9. Has a history of substance abuse or known medical, psychological, or social
conditions, such as a history of alcoholism or drug abuse.

10. Known allergy, hypersensitivity reaction, or intolerance to oncolytic virus research
(including any excipients). A history of severe allergies to any drugs, foods, or
vaccines, such as anaphylactic shock, angioedema, respiratory distress, purpura,
thrombocytopenic purpura, or localized allergic necrotizing reaction (Arthus
reaction), etc.

11. Female subjects with pregnancy plans during the screening period or male subjects with
partners who have pregnancy plans.

12. Has accompanying diseases judged by the investigator to be seriously harmful to
patient safety or affecting the patient's completion of the study.
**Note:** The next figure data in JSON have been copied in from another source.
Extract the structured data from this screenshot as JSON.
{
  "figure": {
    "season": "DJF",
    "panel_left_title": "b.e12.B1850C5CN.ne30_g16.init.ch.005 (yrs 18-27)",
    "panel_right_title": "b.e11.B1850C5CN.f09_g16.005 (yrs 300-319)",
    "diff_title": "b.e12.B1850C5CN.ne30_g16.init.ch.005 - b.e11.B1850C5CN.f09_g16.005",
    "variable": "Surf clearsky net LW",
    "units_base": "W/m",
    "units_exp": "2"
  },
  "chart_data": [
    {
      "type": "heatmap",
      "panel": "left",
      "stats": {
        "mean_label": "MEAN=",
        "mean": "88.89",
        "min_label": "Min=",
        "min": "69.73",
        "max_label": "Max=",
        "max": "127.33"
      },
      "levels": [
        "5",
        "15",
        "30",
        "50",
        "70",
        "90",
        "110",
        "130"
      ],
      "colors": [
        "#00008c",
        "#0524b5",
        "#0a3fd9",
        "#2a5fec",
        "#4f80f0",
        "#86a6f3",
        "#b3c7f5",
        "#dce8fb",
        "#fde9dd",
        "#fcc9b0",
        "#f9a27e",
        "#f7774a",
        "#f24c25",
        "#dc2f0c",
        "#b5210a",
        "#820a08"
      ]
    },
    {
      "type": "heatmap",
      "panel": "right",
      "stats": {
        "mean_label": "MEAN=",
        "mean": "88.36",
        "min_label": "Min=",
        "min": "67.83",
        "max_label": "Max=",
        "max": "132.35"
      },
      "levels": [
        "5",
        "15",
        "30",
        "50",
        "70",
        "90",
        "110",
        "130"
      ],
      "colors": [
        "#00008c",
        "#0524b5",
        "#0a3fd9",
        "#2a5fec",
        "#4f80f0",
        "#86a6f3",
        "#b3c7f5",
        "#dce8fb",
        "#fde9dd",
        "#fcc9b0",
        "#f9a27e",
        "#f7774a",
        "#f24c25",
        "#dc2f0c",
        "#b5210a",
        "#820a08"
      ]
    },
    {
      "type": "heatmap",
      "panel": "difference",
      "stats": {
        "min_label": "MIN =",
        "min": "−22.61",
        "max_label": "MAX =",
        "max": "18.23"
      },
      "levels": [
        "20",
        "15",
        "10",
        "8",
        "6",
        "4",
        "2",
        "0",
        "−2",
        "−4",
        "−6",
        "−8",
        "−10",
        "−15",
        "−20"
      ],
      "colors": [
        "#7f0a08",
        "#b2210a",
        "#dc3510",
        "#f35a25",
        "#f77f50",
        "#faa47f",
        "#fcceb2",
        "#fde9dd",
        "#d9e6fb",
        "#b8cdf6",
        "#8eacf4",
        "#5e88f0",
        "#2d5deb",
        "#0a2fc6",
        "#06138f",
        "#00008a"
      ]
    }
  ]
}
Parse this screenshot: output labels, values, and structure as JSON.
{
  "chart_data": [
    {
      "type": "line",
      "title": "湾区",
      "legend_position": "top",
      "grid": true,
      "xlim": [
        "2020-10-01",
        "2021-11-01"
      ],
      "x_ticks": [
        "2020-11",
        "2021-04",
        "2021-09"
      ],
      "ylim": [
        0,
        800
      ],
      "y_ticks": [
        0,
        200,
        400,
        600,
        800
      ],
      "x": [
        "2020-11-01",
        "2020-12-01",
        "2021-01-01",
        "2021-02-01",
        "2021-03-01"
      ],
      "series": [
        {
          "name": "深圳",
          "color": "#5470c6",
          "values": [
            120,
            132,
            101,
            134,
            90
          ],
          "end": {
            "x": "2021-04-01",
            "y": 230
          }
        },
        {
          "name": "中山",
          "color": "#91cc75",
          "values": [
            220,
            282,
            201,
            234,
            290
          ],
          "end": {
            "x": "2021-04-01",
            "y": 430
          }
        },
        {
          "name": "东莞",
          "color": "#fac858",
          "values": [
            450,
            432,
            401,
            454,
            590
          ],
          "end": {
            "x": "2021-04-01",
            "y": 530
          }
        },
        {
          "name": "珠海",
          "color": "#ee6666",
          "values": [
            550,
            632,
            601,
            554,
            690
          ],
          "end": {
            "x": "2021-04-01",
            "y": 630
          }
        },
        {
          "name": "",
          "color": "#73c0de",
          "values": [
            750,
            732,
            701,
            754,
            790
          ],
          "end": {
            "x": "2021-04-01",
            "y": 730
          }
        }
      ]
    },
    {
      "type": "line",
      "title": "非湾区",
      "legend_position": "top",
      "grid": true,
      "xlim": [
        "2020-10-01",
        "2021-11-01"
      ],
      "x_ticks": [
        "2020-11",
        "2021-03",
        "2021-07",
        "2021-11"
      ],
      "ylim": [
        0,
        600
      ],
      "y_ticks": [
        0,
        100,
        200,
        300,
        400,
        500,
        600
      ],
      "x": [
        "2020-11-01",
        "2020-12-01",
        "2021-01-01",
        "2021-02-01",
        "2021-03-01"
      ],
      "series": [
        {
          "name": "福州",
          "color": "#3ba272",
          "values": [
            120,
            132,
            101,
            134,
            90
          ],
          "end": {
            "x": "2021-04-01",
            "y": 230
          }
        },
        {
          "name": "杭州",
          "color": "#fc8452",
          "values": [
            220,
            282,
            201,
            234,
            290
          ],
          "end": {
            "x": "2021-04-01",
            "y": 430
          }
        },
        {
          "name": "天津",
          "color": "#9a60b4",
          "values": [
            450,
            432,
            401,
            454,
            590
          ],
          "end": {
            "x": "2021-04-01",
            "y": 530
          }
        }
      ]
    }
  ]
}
13. Patients who have undergone major surgery other than diagnosis or have unhealed
wounds, ulcers, or fractures within the 28 days prior to the initial administration of
the investigational drug will be excluded. For patients with lesion rupture, screening
may be considered, and the eligibility will be jointly assessed by the investigator
and the sponsor, depending on the specific circumstances of the rupture. The injection
site should be as far away from the rupture site as possible, and during the treatment
period, rupture-related adverse events should not be recorded as investigational
drug-related adverse events.

14. During the course of the study, the use of drugs against HSV, including but not
limited to acyclovir, valacyclovir, penciclovir, famciclovir, ganciclovir, foscarnet,
and cidofovir, may be required.

15. Patients with episodes of oral herpes (cold sores) may present with small, bead-like,
tense vesicles on or around the lips during the initial outbreak, typically measuring
approximately 0.5 to 1.5 centimeters in size. These vesicles may also appear in the
nose, ear, or finger areas and are often associated with significant pain. Recurrent
oral herpes typically presents as ulcers above the vermilion border of the lip (lip
herpes) and occasionally as ulcers above the hard palate mucosa.